The question of self-pity.
She wrote those words a few days after his death, instantly conscious, as a writer, of both the drama and the possibilities for weaknesses in the writing. She wrote nothing else until October and finished the manuscript on the anniversary of his death in late December, when there were, again, coloured Christmas lights on the branches of quince in what is now her apartment. She thought she had come to the end of the story, but another ending awaited her, in August when her daughter died. Sometime during her daughter's last days, she applied her almost frightening rigour of thought and writing to the subject of Theresa Schiavo for the New York Review of Books; it is a piece about what little we know about people in comas and its incisive rage is vintage Didion, but it is limned, clearly with her own experience: someone else's daughter, another hospital, but the questions are the same.
Didion's terrible year takes place in her somewhat rarefied milieu: the upper east or west side of New York, private jets, the Beverly Wilshire Hotel, the bubble of fame and fortune and celebrity in which she lives by virtue of her high profile career in journalism, fiction and film.
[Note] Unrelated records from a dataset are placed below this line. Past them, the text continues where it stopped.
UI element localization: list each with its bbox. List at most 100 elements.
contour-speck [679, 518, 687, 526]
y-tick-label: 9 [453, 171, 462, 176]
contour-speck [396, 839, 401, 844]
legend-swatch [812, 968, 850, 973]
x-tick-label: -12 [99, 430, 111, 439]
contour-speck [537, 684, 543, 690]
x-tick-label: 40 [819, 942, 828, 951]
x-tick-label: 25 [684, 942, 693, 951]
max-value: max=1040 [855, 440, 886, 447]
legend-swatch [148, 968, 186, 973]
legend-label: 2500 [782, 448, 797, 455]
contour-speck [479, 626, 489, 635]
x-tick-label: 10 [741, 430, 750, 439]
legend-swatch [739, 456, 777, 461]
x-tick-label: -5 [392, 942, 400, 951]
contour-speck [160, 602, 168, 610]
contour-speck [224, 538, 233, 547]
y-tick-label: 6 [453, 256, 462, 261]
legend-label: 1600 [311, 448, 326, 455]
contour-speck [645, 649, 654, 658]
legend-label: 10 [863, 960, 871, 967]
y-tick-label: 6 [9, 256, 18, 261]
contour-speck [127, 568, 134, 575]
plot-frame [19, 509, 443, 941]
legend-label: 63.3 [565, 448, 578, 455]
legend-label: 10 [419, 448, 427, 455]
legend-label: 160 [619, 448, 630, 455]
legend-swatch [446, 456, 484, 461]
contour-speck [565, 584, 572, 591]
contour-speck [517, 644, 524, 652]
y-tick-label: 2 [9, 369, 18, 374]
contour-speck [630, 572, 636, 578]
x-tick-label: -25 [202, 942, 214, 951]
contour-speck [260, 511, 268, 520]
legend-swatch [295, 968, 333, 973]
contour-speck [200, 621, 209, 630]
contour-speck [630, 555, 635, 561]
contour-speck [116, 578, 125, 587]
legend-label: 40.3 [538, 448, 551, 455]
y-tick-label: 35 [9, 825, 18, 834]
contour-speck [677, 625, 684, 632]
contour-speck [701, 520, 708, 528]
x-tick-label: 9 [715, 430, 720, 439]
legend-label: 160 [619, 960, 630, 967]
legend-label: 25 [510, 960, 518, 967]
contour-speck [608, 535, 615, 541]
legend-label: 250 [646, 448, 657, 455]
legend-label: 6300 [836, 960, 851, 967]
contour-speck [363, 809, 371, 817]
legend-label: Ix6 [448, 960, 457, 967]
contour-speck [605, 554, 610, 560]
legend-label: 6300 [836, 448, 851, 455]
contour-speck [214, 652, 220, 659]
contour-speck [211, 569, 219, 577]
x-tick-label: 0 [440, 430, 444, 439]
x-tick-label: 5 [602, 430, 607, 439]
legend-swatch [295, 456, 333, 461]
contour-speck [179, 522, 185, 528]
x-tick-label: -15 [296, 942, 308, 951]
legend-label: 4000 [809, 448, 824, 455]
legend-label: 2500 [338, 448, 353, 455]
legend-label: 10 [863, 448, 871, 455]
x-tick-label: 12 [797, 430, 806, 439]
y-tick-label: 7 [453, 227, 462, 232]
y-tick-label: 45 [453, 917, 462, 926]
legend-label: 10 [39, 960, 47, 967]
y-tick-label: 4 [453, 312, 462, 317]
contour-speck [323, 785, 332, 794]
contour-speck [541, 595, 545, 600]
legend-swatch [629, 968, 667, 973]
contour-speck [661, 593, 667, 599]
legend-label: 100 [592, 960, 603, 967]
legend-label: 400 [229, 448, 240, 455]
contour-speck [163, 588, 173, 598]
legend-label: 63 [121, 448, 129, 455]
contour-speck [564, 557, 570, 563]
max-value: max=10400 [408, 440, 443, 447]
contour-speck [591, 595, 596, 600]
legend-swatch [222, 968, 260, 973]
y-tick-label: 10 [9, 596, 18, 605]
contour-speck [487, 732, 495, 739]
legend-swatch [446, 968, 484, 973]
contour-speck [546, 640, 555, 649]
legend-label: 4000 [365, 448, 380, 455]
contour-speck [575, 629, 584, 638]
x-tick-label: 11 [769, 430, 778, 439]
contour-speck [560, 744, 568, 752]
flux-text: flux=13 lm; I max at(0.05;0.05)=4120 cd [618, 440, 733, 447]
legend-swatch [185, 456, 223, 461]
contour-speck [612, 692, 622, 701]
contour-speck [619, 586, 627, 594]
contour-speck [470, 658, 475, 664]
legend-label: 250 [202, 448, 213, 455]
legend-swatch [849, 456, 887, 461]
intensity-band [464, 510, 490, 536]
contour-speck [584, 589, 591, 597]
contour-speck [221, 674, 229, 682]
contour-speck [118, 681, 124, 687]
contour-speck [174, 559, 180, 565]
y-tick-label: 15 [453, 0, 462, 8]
She has resources; she can ask hard questions; she can fix things, or most things; she is, as she of course overheard herself being described by a socials worker, "one cool customer." But her pain is that of every woman, wife, mother. Her terror and ignorance and aloneness are ours; her words resonate with the experiences we have either all had or are about to have.
Marian Botsford Fraser is a Stratford-based writer; her book, Requiem for My Brother, will be published in October, 2006.